- Open Laptop
- Put kettle on
- PUT CAT OUT
As a freelancer, that's how you have to be. Cussed and Dogged and Stubborn as heck. There are always going to be distractions. I was looking at some famous writers'routines for inspiration recently, and thinking "Ha! These people don't have kids." But making excuses will bring only doom and dismay, my friends.
"A writer who waits for ideal conditions under which to work will die without putting a word to paper." -E. B. White
For the first half of last year, writing was on a ball. I overcame my fear of rejection slips, sort of, and sent out heaps of queries to all kinds of magazines and websites. In between, temporary jobs came along to help make ends meet. I got some really interesting writing jobs and have had articles and features in magazines! I call that SUCCESS! I even started designing a new website which I think is going to be pretty good. Then in July, I started a new temp job which became long term. Working full time, with a longish commute, as well as being a mum, meant I had to put many things on the back burner and just step back from freelancing. Frustrating, because if you don't keep that ball rolling you really have to make a big effort to get it going again. That's where doggedness and determination and all that come in.
So, it looks like my ongoing 'temp' job MAY become permanent. And I bit the bullet and told my manager that actually, I am a freelance writer and wasn't looking for a full-time permanent job, even though I love the job itself and the people I work with. He mentioned job sharing, where I divide the work week in half with another lady, and we will see. Job sharing would be perfect for me, with a steady salary and a few days a week to focus on writing. If all my wishes don't come true with this, I will go back to temping on and off, or look for a part time job. Either way, I am all ready to get my head back into my writing in a big way this year. This month, even. I'm really excited about this! But I know that excitement, like luck, is not going to make the writing happen. So here's my advice on making it happen (again):
- Browse magazine stands and see what's up. Buy a few, bring them home and make notes of who the features editor is, the style of writing and length of articles. Tear pages out, scribble on them and pin them up if needed.
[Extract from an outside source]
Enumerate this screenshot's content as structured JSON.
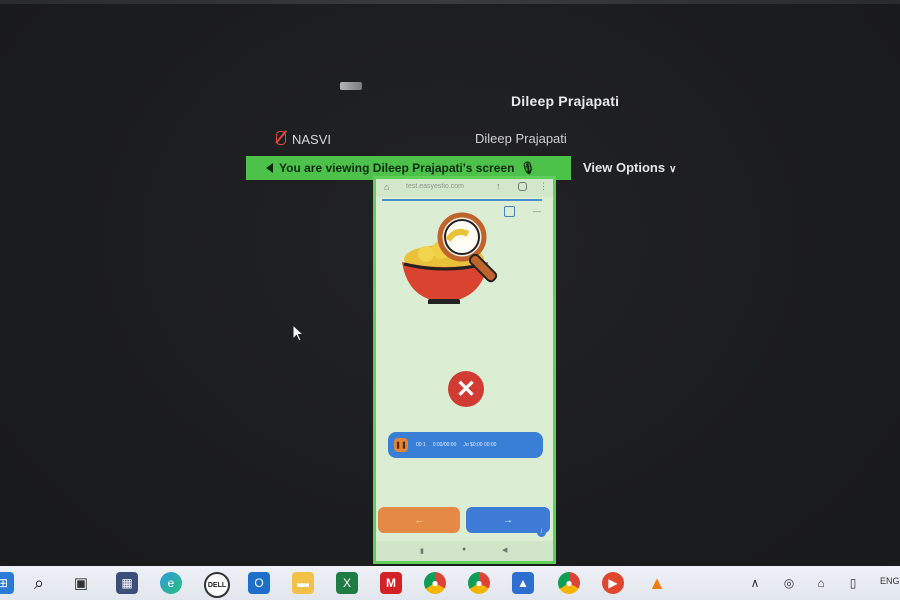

- Get a great reference book or two: I just bought The Writers' and Artists' Yearbook 2013 and Children's Writers' and Artists' Yearbook 2013, which are for the UK market. I recommend them both! In the USA, you can have a look at Willings Press Guide 2012: 3 Volume Set; The World's Leading Media Directory:United Kingdom, Europe, and World ...at your library, because it is fiendishly expensive. A thesaurus is worth its weight in gold, and if you are uncertain of your grammar skills you need a good grammar guide. Of course, you should have a dictionary as well.
- Work out a routine and REALLY try to stick to it. Know yourself: Are you creative in the mornings? Then that's when you should do your writing. Save the boring jobs, like checking emails and sending invoices, for afternoon. If your routine is not working then switch something around but don't let laziness, facebook or the CAT steer you off course. No one ever got rich and famous, or even managed to pay the bills, mooching about on facebook while curled up with the cat. Alas!
- Write, and write, and write. My muse has been asleep, and I have had to prod her mercilessly to get up and WRITE SOMETHING, anything! Blogging is good, because no-one really minds if you use lots of capital letters, or exclamation marks, or bullet points, or post attractive photos of your cat; unlike REAL writing, where all of those things are Instant Death to Articles. When you have got all of the exclamation marks and cat related news out of your system, you can sit down and write a sensible email to several features editors, outlining your brilliant idea for an article which would be perfect for their magazine.
- When people ask, say "I am a writer." Even if it makes you feel like a fraud and all you've written is letters to your grandmother and notices reminding your kids that we should ALWAYS put the toilet seat down. You have to fake it to make it. Convince yourself that you can do this, and then do it. Keep learning, studying and asking questions.